In seiner Predigt stellt dann der Kölner Erzbischof den Frieden als zentrale Botschaft ins Zentrum seiner Ausführungen. Die Menschen begrüßten Jesus als König, und doch komme er nur auf einem Esel daher, formuliert Woelki. "Er will damit sagen: Ich komme ohne Machtapparat, ich komme ohne Gewalt. Ich will Versöhnung, ich will Frieden bringen." Noch heute erinnere die Kirche "Dominus flevit" – auf deutsch: Der Herr weinte – am Fuße des Ölbergs in Jerusalem an die Aufforderung Jesu, Petrus möge sein Schwert einstecken – "denn alle, die zum Schwert greifen, werden durch das Schwert umkommen". Und dann beginne Jesus beim Blick auf die Stadt zu weinen, weil ihre Bewohner nicht erkannt hatten, was ihnen dauerhaft Frieden gesichert hätte. Stattdessen, so berichtet Woelki, sei sie 40 Jahre später von den Römern zerstört worden.

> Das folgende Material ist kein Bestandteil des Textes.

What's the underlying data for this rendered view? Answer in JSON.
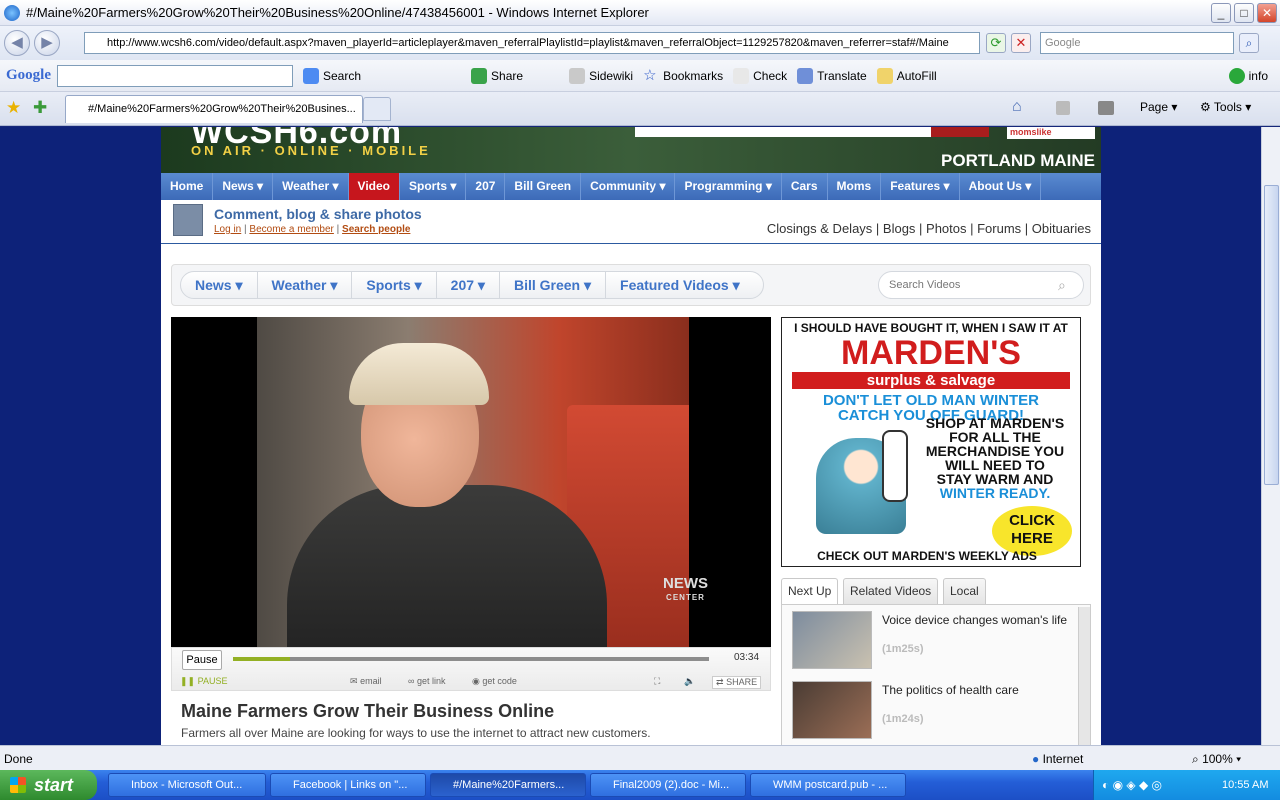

"Muss Jesus nicht auch heute über Jerusalem und viele Orte, ja, über ganze Regionen unserer Erde weinen?", fragt der Kardinal im Folgenden: "Über den völkerrechtswidrigen Krieg in der Ukraine, über Russland, über Orte und Gebiete, wo Hass, Feindschaft und Unterdrückung herrschen? Wo die Waffen das Sagen haben und man vom Frieden nur träumen kann? Muss Jesus heute nicht auch weinen über Syrien und Afghanistan, über den Jemen, Mali und den Drogenkrieg in Mexiko und vieles, vieles mehr? Muss Jesus vielleicht nicht auch über uns weinen? Und das, obwohl wir doch alle als Menschen des Friedens leben wollen?"

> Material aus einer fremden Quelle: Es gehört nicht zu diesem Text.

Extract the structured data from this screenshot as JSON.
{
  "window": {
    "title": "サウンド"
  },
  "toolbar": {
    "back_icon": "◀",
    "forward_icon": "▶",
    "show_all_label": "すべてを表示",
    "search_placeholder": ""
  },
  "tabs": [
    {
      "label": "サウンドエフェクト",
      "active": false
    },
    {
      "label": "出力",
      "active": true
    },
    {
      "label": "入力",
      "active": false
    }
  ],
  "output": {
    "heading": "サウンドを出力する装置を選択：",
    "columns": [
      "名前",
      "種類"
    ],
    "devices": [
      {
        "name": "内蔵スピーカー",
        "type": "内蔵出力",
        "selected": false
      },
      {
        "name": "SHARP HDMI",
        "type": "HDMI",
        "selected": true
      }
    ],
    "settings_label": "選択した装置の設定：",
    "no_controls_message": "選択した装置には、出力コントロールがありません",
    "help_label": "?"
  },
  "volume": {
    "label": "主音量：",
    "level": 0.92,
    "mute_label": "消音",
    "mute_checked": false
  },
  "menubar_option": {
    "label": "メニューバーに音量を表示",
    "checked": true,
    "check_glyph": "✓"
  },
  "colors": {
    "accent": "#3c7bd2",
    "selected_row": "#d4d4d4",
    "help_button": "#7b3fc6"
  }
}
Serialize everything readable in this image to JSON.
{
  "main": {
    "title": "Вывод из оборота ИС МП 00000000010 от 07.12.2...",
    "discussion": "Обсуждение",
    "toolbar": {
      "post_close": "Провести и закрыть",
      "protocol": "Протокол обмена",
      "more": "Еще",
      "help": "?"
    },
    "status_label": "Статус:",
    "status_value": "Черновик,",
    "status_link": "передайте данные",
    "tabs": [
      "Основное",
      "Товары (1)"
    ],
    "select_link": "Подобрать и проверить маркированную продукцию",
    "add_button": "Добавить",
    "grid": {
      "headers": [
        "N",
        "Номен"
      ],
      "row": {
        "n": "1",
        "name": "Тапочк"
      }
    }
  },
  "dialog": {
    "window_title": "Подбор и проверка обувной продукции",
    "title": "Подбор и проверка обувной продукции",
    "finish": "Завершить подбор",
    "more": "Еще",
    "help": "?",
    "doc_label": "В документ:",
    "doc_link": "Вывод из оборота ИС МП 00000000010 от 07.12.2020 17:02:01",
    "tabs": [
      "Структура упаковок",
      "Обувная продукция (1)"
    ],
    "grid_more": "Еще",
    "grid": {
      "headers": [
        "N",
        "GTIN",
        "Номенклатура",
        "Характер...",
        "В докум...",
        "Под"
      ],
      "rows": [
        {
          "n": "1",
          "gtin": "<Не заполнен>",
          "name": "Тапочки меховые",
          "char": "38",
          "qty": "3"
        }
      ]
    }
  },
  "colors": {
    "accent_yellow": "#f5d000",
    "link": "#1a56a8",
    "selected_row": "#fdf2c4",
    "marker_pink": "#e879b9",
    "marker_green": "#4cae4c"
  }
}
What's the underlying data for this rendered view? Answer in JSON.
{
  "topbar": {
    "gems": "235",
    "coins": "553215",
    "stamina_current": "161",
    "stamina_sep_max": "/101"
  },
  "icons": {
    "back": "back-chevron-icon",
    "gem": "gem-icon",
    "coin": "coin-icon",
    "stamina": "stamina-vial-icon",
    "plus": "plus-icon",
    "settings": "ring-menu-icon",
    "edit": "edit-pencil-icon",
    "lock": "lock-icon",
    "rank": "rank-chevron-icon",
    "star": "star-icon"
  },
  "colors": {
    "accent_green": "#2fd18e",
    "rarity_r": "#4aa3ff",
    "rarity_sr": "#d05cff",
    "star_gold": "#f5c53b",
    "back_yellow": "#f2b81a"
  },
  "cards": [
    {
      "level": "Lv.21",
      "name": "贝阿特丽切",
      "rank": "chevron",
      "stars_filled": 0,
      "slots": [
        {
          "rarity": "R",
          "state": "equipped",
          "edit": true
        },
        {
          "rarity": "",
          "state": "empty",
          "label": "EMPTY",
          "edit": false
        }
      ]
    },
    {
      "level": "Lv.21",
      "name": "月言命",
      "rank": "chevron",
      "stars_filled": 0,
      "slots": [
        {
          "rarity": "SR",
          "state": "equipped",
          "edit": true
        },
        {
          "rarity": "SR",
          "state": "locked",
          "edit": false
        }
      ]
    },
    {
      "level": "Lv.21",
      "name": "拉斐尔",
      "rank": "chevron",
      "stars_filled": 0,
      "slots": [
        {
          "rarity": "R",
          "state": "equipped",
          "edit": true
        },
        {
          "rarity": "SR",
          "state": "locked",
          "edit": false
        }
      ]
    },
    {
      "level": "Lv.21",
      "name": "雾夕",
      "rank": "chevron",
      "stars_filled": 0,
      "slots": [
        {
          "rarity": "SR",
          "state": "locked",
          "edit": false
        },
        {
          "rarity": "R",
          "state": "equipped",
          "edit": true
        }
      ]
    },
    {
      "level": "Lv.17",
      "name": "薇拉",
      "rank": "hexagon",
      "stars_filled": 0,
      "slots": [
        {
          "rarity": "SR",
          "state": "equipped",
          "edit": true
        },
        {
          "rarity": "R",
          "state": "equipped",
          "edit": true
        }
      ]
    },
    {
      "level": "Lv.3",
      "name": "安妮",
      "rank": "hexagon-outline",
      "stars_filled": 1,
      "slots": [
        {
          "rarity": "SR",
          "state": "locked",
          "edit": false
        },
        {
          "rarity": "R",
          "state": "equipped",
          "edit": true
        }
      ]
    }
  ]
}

Persönlich sei er davon überzeugt, so Woelki weiter, dass Friede mit Waffen nicht gelingen könne. "Mit Waffengewalt gibt es im Letzten nur immer Unterwerfung, aber keinen wirklichen Frieden." Friede wachse schließlich nur aus der Hinwendung zu Gott, nur aus der Versöhnung mit Gott. Das aber gelinge nie allein aus eigener Kraft, sondern sei eng an das Erlösungs- und Aussöhnungswerk Gottes gebunden, "der seinen eigenen Sohn in unsere Welt gesandt und ihn dann bis in den Tod ans Kreuz dahin gegeben hat". Es sei allein Christus, der Frieden zwischen Himmel und Erde, zwischen Gott und dem Menschen gestiftet habe. "In seinem Sohn Jesus Christus reicht er uns seinen Frieden und seine Versöhnung dar", betont der Kardinal. Und nur da, wo Gott sich mitteile und er als Gott anerkannt und verherrlicht werde, wo der Mensch also im Frieden mit Gott lebe, könne Friede umfassend und auf Dauer auch in den menschlichen Beziehungen bestehen.
"Friede des Menschen mit Gott. Friede des Menschen mit sich im eigenen Herzen. Friede der Menschen untereinander. All das gehört zusammen", sagt Woelki wörtlich. Daher seien die kommenden Tage eine Einladung, für diesen Frieden in Kirche und Welt zu beten, zu arbeiten, ihn vor allen Dingen im eigenen Leben zu leben."
Vor dem Schlusssegen fordert Erzbischof Woelki die Gläubigen im Kölner Dom abschließend dazu auf, nun im Alltag umzusetzen, was sie heute gehört und gefeiert hätten. Alle seien eingeladen, in den nächsten Tagen, die ganz unter den Geschehnissen damals in Jerusalem stünden, "mit Christus seinen Kreuzweg und mit ihm unseren Weg nach Ostern zu gehen". Der Kardinal wünscht allen "gesegnete und gnadenreiche Tage, die uns helfen, tiefer in die Geheimnisse unseres Glaubens und in die Gemeinschaft mit Jesus Christus einzusteigen: dass unsere Freundschaft, unsere Beziehung mit ihm gestärkt und gefestigt werden möge".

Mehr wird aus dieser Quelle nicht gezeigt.